Une curieuse proximité

Vins_Fromages

Cette alliance vins & fromages ne va pourtant pas de soi. Les mariages ont été souvent malheureux mais aujourd’hui les amateurs éclairés s’accordent sur l’excellente tenue des vins blancs avec les fromages alors qu’on a longtemps recommandé des vins rouges puissants, tanniques et ronds. Une autre manière de célébrer les noces fromagères et vinicoles est l’accord régional. Un peu comme autrefois lorsqu’on allait chercher mari ou femme au village voisin. Personne ne conteste la supériorité d’une alliance entre les vins doux et liquoreux avec des fromages au goût puissant : au pays basque, c’est le jurançon qui emporte l’etorki ; en Alsace, le munster se fait plaisir avec un gewurztraminer. Nadine Gublin, œnologue de la maison Jacques Prieur à Beaune confirme : « Au cours d’un repas, j’éprouve énormément de plaisir et de curiosité à associer certains vins avec certains fromages et tout naturellement, vivant en Bourgogne, je suis amenée à boire des vins locaux avec des fromages locaux ».Le plaisir, il y en a en Savoie, entre le beaufort et le chignin-bergeron qui sont plus que des bons amis. Ailleurs, le souverain roquefort doit sa richesse aux textures soyeuses du sauternes, le comté fruité préférant la légère amertume du vin jaune de cépage savagnin et le sainte-maure de Touraine le velouté d’un coteau-du-layon ou les pointes émoustillées d’un chenin de Vouvray. L’œnologue Michel Rolland en convient : « Je suis un grand défenseur de l’association vins et fromages. Même si certains esprits chagrins pensent que le vin n’est pas tout à fait le même sur le fromage, l’association donne beaucoup de plaisir. Mais, ajoute-t-il non sans malice, suis-je bête, comment des esprits chagrins peuvent-ils concevoir ce qu’est le plaisir ? »
Pour les chercheurs, cette proximité géographique est une énigme. Si les vins s’accordent avec les fromages produits dans une région, cet accord peut nous aider à comprendre la généalogie du goût de certains vins, au moins ceux qui sont dans le périmètre de fromages anciens et qui définissent bien une région. Pour Joseph Landmann, producteur à Stoultzmatt en Alsace, « aimer le gewurztraminer quand on est mangeur de munster, c’est dans l’ordre des choses.

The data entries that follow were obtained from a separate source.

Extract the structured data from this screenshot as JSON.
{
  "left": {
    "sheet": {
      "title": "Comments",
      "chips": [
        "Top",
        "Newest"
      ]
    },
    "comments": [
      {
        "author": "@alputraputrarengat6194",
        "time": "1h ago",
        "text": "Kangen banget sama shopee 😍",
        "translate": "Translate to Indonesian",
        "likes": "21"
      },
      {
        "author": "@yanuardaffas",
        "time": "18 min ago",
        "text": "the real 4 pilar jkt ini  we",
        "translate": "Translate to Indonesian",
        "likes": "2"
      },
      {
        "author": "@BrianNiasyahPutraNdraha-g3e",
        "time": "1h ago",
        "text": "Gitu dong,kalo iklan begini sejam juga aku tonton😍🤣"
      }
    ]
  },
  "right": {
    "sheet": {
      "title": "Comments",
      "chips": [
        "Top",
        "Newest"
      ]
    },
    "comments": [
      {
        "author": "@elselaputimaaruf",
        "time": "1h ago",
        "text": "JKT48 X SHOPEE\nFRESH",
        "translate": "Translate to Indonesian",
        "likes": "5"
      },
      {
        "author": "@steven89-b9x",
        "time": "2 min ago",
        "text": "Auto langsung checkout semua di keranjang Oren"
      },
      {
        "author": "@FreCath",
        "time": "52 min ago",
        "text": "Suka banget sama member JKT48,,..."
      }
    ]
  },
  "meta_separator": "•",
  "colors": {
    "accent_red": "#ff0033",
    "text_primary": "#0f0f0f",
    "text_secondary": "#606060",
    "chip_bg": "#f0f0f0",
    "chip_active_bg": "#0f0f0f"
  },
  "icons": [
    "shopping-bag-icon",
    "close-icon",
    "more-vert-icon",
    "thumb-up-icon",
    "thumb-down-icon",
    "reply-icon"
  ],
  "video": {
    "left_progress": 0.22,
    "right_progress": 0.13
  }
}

Notamment un vin de cinq à dix ans d’âge qui dégage de puissants arômes de maturité ». Mais faire un lien entre le goût d’un vin et celui d’un fromage ne tente pas Jacques Lardière, œnologue chez Louis Jadot à Beaune : « Je le pense d’autant moins que les anciens préféraient boire du marc de Bourgogne afin de maîtriser la puissance du fromage. » Pourtant, la régularité de ces accords géographiques sur une carte n’est pas un hasard. Denis Dubourdieu, du Sauternais, rejoint Jacques Lardière sur un point : « Le vin de Sauternes et le fromage de roquefort sont issus de deux moisissures qui révèlent pour les deux, dans la proximité, une rencontre gastronomique, une sorte de confirmation d’un vin ». Jacques Lardière confirme : « Le seul sens que l’on puisse retrouver dans les deux produits, c’est la dégradation des protéines sur une échelle de graduation et, bien sûr, l’acide lactique qui est le point commun ».

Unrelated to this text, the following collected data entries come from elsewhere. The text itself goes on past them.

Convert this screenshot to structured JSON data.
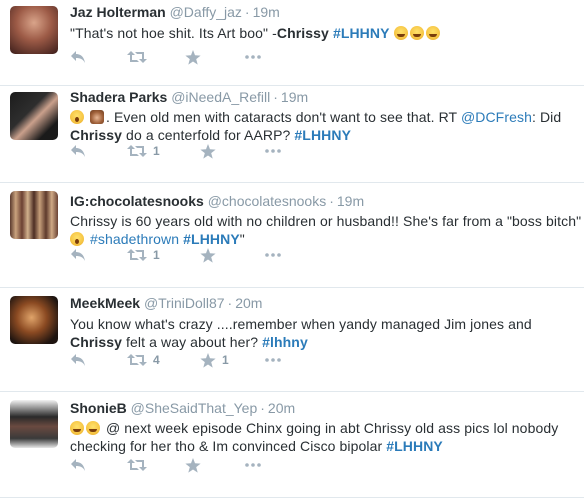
{
  "tweets": [
    {
      "fullname": "Jaz Holterman",
      "handle": "@Daffy_jaz",
      "time": "19m",
      "text1": "\"That's not hoe shit. Its Art boo\" -",
      "bold1": "Chrissy",
      "tag": "#LHHNY",
      "emoji": [
        "laugh",
        "laugh",
        "laugh"
      ],
      "retweets": "",
      "favorites": ""
    },
    {
      "fullname": "Shadera Parks",
      "handle": "@iNeedA_Refill",
      "time": "19m",
      "emoji": [
        "shock",
        "monkey"
      ],
      "text1": ". Even old men with cataracts don't want to see that.  RT ",
      "mention": "@DCFresh",
      "text2": ": Did",
      "bold1": "Chrissy",
      "text3": " do a centerfold for AARP? ",
      "tag": "#LHHNY",
      "retweets": "1",
      "favorites": ""
    },
    {
      "fullname": "IG:chocolatesnooks",
      "handle": "@chocolatesnooks",
      "time": "19m",
      "text1": "Chrissy is 60 years old with no children or husband!! She's far from a \"boss bitch\" ",
      "emoji": [
        "shock"
      ],
      "tag1": "#shadethrown",
      "tag2": "#LHHNY",
      "end": "\"",
      "retweets": "1",
      "favorites": ""
    },
    {
      "fullname": "MeekMeek",
      "handle": "@TriniDoll87",
      "time": "20m",
      "text1": "You know what's crazy ....remember when yandy managed Jim jones and",
      "bold1": "Chrissy",
      "text2": " felt a way about her? ",
      "tag": "#lhhny",
      "retweets": "4",
      "favorites": "1"
    },
    {
      "fullname": "ShonieB",
      "handle": "@SheSaidThat_Yep",
      "time": "20m",
      "emoji": [
        "laugh",
        "laugh"
      ],
      "text1": " @ next week episode Chinx going in abt Chrissy old ass pics lol nobody checking for her tho & Im convinced Cisco bipolar ",
      "tag": "#LHHNY",
      "retweets": "",
      "favorites": ""
    }
  ]
}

Nous sommes sur la piste d’une forte symbiose entre deux produits de terroirs qui sont complémentaires. Il n’y a pas de doute pour Philippe Noir, producteur de vin jaune à Poligny qui est aussi la capitale du fromage de Comté : « Je mange du comté tous les jours et je reconnais que tous les vins que nous élevons à partir du savagnin, du trousseau, du pinot et du poulsard s’accordent très bien avec le comté ». Et Philippe Noir insiste bien sur le fait qu’un comté fruité a un goût différent selon les parcelles où paissent les montbéliardes tout comme le goût des vins varie selon les parcelles de vigne d’une exploitation.

Les choix initiaux

Dans l’histoire de la vigne, le choix des premiers cépages qui ont fait la personnalité d’une région est rarement connu. Qui sait réellement comment le sémillon s’est installé dans le Bordelais ? Sur la base de quel choix ? Les historiens sont muets sur les raisons qui ont poussé au cours du temps les viticulteurs du Béarn et de la région de Pau à privilégier le gros et le petit manseng, le courbu blanc, le camaralet de Lasseube et le lauzet. Pas plus qu’ils expliquent la prospérité du gamay en Beaujolais, en Savoie ou en val de Loire uniquement pour des raisons pédologiques, et même historiques puisque le duc de Bourgogne Philippe le Hardi n’aimait pas le gamay qu’il exclut de la Côte d’or en 1395. L’histoire du fromage est tout aussi mystérieuse. Construire le goût d’un pont-lévêque, d’un crottin de Chavignol, d’un pélardon et d’un banon, n’a rien à voir avec l’art de faire le vin. Les sociétés paysannes n’avaient qu’une obsession : conserver le lait qui est un produit fragile et le valoriser. Mais imagine-t-on que la création des fromages, leur longévité dans l’histoire ait pu se faire contre des vins qui ne s’accordaient pas avec eux ? La polyculture qui caractérisait la France jusqu’au milieu du 20e siècle nouait sans doute des liens étroits entre ceux qui faisaient le choix des cépages, élevaient leur vin et ceux qui élevaient des bêtes ? Aujourd’hui, l’élevage et la vitiviniculture sont des activités complètement étanches : « Je ne pense jamais qu’un vin et un fromage ont été créés l’un pour l’autre  » confirme Michel Rolland tout comme Nadine Gublin qui « élabore un vin pour lui-même, en fonction du terroir d’où il est issu. »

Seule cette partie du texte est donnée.